Regierung plant die Weichsel zu „begradigen“
Ein Gespräch von Marcin Gerwin mit Dr. Marteusz Ciechanowski*, 16.05.2016
Das Niveau an Zerstörungen rangiert auf einer Ebene mit dem Bau der Umgehungsstraße durch die Rospuda-Aue oder der Ausweitung des Holzeinschlages im Bialowieża-Urwald. |
Marcin Gerwin: Die Regierung verkündet ihre Pläne, die untere
Weichsel von Warschau bis Gdansk für den Transportverkehr durchgängig zu machen.

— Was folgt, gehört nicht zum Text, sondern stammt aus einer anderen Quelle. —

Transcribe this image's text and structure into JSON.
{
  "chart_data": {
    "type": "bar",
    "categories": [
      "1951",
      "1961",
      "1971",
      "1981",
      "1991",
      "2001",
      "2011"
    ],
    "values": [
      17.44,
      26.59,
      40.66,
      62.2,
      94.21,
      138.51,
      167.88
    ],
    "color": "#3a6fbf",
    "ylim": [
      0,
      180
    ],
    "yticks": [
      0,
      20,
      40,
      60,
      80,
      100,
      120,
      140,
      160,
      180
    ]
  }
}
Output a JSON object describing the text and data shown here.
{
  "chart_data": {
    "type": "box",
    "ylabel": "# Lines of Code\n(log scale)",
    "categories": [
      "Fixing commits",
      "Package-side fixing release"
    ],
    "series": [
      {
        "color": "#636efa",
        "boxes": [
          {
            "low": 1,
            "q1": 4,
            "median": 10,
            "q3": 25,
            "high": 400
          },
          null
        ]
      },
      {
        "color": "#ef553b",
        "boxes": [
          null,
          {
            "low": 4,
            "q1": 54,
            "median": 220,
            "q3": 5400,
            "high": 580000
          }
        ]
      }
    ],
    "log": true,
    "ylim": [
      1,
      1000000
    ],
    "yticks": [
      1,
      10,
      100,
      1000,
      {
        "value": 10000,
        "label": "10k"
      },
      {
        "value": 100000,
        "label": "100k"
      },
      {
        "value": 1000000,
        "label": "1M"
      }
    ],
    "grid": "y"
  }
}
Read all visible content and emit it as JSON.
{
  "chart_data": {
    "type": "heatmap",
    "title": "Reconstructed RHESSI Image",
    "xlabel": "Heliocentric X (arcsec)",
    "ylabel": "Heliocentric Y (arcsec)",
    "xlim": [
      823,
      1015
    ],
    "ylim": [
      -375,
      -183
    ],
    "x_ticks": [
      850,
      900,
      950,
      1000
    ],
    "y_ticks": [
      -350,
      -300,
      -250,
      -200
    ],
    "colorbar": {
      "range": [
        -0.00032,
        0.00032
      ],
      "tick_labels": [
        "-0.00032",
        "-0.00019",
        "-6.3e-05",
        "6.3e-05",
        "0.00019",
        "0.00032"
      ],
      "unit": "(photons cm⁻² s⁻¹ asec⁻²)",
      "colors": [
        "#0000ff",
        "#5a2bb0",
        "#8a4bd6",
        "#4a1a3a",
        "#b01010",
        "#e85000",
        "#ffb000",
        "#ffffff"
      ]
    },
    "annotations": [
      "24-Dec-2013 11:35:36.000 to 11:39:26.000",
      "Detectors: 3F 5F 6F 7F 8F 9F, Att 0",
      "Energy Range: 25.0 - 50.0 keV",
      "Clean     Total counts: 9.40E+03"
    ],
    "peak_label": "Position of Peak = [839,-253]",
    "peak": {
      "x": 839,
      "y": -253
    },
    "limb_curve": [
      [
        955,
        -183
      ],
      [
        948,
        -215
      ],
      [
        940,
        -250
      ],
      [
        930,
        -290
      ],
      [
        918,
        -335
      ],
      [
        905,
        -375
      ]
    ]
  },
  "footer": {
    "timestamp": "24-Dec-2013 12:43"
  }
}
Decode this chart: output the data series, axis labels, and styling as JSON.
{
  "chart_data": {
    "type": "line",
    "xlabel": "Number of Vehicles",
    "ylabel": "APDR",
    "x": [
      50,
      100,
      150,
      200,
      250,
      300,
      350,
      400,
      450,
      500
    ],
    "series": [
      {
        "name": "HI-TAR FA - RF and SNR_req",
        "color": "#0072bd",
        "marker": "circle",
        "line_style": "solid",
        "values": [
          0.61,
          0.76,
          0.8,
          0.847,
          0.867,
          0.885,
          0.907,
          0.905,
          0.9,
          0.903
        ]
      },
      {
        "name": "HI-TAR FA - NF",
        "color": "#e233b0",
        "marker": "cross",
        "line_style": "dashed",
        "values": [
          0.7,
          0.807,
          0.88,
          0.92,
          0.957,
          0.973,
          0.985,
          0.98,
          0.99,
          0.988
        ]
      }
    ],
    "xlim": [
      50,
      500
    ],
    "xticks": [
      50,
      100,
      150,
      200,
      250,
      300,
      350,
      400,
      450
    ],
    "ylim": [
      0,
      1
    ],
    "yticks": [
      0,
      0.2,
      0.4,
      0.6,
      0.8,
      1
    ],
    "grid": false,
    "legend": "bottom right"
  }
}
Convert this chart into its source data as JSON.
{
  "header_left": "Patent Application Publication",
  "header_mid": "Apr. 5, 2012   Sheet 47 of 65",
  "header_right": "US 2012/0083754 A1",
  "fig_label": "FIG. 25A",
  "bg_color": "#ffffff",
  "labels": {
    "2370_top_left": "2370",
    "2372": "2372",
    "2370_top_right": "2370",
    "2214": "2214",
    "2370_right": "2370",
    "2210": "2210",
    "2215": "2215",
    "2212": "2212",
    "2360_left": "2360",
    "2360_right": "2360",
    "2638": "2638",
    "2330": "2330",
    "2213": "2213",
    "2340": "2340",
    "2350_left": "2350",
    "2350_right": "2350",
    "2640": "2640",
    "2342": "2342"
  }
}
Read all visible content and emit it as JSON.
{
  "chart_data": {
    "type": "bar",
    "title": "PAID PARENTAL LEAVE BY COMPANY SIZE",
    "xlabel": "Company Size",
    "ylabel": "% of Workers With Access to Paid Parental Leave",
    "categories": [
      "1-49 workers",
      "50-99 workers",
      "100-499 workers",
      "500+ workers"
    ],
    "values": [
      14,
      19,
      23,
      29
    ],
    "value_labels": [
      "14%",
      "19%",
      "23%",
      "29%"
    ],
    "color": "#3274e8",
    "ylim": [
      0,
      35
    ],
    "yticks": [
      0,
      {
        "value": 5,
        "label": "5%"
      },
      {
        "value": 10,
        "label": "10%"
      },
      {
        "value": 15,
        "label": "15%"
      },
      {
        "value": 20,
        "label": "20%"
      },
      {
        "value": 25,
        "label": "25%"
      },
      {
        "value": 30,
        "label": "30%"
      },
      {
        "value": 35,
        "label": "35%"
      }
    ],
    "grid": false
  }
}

Ist das aus Umweltschutz-Perspektive eine gute Idee?
Marteusz Ciechanowski: Das ist eine sehr schlechte Idee, von
den Konsequenzen deutlich gravierender als der Durchstich der Weichselnehrung. Das
ist das das Level an Zerstörungen wie die Umgehungsstraße durch die Rospuda-Aue
oder die Ausweitung der Abholzungen im Bialowieża-Urwald. Die Weichsel ist der
letzte der europäischen Ströme mit diesem Grad an Natürlichkeit. Einige
verwenden diesen Slogan, aber ich finde ihn etwas übertrieben: Die Weichsel ist
der letzte wilde Fluss in Europa. Ähnlich Flüsse sind kaum erhalten geblieben,
in dieser Größe ist er selbstverständlich einer der letzten. Ein
Wasserbauprojekt dieser Größe würde zu dem Verlust des jetzigen Charakters
führen. Außerdem ist sie auf diesem Abschnitt komplett durch das Natura 2000
Programm geschützt. Das ist also nicht nur ein Naturschutzproblem, sondern auch
ein rechtliches Problem.
Damit die Lastfähren Waren auf der Weichsel transportieren
können, ist eine Vertiefung des Flussbettes notwendig. Was ist daran eigentlich
schlecht?
Die Vertiefung ist verbunden mit der Beseitigung der
Sandbänke. Wenn die Fluss mäandriert bildet er Sandbänke, Inseln verschiedener
Sukzessionsstadien, angefangen bei dem blanken Sand bis zu Inseln mit
Weidengebüschen und Weichholzauwäldern. Das ist der Schlüssel der Biodiversität
der Weichsel, zumal auf den Inseln auch Wasservögel, wie Seeschwalben und
Regenpfeifer-Arten, brüten. Sie sind das Hauptschutzobjekt der
FFH-Vogelschutzgebiete. Der Verlust ihrer Lebensräume lässt sich nur sehr
schwer oder gar nicht kompensieren.
Damit die Weichsel eine Wasserstraße der angestrebten Klasse
werden kann, muss man sie salopp gesagt begradigen.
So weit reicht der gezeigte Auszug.